“You have to have a son to carry on the family name.” Why do we hear this saying so much? When my wife and I got pregnant the first time I heard that a few times. Then after we had a girl people would tell me to try for a boy the next time. Then the second daughter came and folks told me to try one more time for a boy. This seems to be an ongoing thing for men especially. What is the big deal with this phenomenon. I think I am starting to understand it and want to give my reasons why I can care less.
From the very beginning of scriptures and time, family lineage was an important part of history. The amount of children was actually considered a sign of wealth and blessing among many people. You had more workers in the family and the more sons you had, the further the family name would spread. This was also important for God’s people to grow and spread throughout the earth. This traveled throughout kingdoms as well. Over time all the way until now, carrying on a family name has been held to an important standard. If a couple did not have a son, the family would sometimes look down on them. Women were celebrated more for every son they brought into a family as if it were a wage or accomplished task. I think this had a. more important reasoning in that time than it does now. With all that being said, this is why I don’t care about my name being carried on.

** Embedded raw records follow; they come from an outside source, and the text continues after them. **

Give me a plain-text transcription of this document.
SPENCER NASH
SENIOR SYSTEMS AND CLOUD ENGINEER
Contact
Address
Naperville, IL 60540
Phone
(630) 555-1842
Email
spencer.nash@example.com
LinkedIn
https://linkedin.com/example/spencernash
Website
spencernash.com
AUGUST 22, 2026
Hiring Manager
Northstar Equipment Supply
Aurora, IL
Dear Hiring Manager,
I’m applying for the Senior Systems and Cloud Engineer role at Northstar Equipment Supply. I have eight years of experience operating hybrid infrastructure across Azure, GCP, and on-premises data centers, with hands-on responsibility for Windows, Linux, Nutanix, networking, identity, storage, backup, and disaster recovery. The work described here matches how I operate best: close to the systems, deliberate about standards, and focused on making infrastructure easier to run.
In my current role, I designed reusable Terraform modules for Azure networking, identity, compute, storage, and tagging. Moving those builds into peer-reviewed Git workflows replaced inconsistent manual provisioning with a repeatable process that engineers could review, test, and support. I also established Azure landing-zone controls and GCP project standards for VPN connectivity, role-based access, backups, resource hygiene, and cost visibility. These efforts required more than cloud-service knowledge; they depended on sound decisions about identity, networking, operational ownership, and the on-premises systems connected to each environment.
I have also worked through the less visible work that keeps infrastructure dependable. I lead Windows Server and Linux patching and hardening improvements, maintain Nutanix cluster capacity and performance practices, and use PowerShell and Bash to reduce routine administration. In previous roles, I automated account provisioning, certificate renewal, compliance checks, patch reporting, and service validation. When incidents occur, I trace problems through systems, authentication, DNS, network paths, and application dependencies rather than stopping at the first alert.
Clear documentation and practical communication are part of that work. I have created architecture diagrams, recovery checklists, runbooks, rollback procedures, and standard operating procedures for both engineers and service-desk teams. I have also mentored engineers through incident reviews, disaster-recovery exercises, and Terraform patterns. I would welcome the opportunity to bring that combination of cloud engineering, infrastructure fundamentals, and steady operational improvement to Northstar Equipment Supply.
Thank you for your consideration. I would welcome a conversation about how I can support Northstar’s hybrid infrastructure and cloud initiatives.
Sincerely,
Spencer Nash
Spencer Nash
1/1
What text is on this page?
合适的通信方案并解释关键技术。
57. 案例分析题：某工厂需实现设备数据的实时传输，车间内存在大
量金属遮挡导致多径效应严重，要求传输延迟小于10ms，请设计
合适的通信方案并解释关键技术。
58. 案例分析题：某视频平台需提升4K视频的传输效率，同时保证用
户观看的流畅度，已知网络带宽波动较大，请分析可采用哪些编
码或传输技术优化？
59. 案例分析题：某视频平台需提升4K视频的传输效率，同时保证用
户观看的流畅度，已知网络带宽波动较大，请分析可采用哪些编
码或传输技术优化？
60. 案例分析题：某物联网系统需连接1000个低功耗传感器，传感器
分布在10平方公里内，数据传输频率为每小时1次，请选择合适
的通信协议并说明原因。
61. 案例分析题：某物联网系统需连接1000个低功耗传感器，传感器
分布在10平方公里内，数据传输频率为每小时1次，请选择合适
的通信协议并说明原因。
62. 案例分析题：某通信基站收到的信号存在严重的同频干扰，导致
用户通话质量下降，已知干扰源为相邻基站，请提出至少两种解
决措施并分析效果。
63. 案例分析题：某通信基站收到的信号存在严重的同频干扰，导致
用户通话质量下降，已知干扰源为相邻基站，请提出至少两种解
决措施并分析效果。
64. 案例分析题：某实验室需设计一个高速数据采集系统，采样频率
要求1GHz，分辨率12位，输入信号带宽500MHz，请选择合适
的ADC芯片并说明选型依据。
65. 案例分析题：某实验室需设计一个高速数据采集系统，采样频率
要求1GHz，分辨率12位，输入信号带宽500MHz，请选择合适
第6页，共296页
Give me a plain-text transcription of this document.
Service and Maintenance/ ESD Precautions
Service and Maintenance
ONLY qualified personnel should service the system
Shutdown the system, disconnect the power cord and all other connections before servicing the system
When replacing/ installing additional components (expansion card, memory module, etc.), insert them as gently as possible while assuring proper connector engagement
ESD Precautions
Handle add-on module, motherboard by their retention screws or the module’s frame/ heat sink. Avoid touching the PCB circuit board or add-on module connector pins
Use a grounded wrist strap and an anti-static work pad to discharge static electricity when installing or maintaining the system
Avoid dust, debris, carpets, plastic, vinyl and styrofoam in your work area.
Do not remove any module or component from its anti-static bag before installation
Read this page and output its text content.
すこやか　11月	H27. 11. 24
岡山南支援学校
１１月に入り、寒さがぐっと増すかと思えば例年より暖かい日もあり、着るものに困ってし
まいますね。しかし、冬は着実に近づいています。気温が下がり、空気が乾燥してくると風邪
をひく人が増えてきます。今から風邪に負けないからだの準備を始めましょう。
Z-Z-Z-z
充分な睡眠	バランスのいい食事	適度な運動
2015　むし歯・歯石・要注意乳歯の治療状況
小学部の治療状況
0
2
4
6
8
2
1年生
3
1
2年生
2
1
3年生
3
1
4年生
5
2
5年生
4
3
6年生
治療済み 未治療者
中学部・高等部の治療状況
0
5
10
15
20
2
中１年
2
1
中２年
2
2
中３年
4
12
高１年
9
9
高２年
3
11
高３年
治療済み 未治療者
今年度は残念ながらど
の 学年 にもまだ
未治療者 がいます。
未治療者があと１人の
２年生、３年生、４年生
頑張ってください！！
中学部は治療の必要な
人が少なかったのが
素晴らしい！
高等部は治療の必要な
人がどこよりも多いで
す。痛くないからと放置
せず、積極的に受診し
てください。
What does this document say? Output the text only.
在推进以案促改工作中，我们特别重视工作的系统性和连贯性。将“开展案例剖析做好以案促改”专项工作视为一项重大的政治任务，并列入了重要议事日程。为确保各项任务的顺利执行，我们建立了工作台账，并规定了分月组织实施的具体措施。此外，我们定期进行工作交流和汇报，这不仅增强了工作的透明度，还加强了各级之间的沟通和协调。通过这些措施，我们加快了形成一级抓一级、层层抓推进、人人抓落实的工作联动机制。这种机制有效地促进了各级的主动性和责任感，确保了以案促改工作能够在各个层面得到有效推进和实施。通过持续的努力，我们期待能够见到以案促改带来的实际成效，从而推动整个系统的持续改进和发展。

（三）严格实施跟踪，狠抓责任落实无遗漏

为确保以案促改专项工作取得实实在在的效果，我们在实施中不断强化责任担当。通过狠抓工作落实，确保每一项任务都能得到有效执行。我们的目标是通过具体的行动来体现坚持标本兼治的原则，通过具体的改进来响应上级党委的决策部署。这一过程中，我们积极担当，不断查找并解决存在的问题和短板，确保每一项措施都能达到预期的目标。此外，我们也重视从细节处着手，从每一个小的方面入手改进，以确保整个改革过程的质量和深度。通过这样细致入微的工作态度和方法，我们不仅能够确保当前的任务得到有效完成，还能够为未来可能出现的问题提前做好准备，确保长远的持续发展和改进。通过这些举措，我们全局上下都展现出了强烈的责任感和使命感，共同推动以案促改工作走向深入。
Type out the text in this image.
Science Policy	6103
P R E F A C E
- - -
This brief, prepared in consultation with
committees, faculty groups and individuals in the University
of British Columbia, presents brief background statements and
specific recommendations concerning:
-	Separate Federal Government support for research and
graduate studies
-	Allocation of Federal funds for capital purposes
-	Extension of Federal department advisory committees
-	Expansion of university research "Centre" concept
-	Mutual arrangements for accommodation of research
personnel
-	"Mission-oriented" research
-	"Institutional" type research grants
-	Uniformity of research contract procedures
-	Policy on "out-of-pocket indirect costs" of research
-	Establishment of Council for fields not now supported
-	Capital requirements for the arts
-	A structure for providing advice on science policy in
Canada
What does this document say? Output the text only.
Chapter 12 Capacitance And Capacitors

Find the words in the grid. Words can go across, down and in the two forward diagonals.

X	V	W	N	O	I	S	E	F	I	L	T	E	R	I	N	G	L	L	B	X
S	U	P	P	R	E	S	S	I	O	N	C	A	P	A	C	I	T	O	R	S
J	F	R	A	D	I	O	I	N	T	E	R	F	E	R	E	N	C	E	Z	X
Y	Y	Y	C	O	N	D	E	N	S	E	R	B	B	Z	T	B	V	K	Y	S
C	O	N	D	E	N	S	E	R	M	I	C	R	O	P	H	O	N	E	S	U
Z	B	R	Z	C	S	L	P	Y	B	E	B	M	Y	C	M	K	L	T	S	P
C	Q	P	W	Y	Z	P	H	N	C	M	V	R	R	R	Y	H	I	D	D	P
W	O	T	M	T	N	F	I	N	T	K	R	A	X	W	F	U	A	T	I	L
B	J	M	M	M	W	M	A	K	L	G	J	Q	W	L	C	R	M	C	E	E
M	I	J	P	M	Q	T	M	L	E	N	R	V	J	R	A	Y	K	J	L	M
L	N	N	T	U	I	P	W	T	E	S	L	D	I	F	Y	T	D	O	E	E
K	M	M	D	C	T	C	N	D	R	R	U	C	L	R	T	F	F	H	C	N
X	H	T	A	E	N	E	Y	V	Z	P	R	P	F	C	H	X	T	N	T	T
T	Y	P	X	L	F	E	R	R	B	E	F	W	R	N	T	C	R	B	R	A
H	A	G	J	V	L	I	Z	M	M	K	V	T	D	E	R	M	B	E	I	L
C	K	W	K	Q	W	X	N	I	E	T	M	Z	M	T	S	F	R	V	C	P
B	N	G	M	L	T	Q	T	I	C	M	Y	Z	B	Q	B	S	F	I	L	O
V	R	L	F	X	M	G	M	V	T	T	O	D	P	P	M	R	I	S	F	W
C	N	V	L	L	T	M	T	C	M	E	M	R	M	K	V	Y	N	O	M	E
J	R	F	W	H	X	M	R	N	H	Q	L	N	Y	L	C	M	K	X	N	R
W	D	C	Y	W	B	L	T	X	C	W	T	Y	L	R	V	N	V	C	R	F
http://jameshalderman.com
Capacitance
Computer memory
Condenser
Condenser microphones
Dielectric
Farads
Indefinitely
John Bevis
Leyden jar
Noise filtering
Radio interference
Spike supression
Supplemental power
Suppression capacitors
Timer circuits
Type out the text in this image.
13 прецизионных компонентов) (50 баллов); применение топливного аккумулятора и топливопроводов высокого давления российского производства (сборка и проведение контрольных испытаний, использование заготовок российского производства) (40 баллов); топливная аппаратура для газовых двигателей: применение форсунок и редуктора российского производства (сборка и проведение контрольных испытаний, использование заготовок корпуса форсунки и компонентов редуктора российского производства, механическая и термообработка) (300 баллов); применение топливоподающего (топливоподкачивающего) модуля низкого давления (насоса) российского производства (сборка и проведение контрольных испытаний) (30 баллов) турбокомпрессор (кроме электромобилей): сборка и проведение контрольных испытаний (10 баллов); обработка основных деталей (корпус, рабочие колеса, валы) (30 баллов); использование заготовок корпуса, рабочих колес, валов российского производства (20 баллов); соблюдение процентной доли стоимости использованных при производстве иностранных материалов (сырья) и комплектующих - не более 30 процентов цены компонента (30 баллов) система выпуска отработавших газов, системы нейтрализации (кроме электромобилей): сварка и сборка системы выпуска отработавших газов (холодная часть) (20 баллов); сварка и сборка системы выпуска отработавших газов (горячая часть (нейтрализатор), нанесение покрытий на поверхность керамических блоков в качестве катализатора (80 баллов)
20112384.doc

When people tell me I need to pass on my name I could feel a sense of pride coming from those who were telling me that within the family. It was almost as if they wanted to spread their name around through my children (possible sons). When I would tell people I am having a daughter (4 times in total) I would get a look of disappointment as if my wife and I have failed at carrying on the family business. After that initial disappointed reaction, they smiled and congratulated us. Now that we are not having anymore kids, have we failed as members of the Bordeaux family?
Another reason I don’t care if I have a son to carry on the family name, is that from a Kingdom perspective, my name doesn’t matter. Would a son be more of a son just because he will keep my last name forever, but my daughter be less because she takes on someone else’s name? No. The only name I truly care about is the name of Christ. If they are adopted into the body of Christ, the name of Bordeaux doesn’t matter. If we are not careful we can let this become an issue of pride and disappointment if our kids don’t ‘live up’ to the name we want them to.
Some people want their kids to restore the family name. I don’t think this is fair to the kids themselves. This leave little room for error and begs for perfection or the parents may become disappointed. A lot of parents want their kids to make them look great. Again this is an issue of pride that needs to be dealt with. If you want the family’s name restored, you do it yourself. Don’t pressure your kids to do it.
Not everyone fits into these categories. I do want to challenge anyone who thinks they need to have a son to carry on the family name to question why? Remember all the times in scripture where God changed the name of his children after they were grown. Don’t get too attached to your name or too prideful of it. The name of Christ is the most important name to be honored and exalted.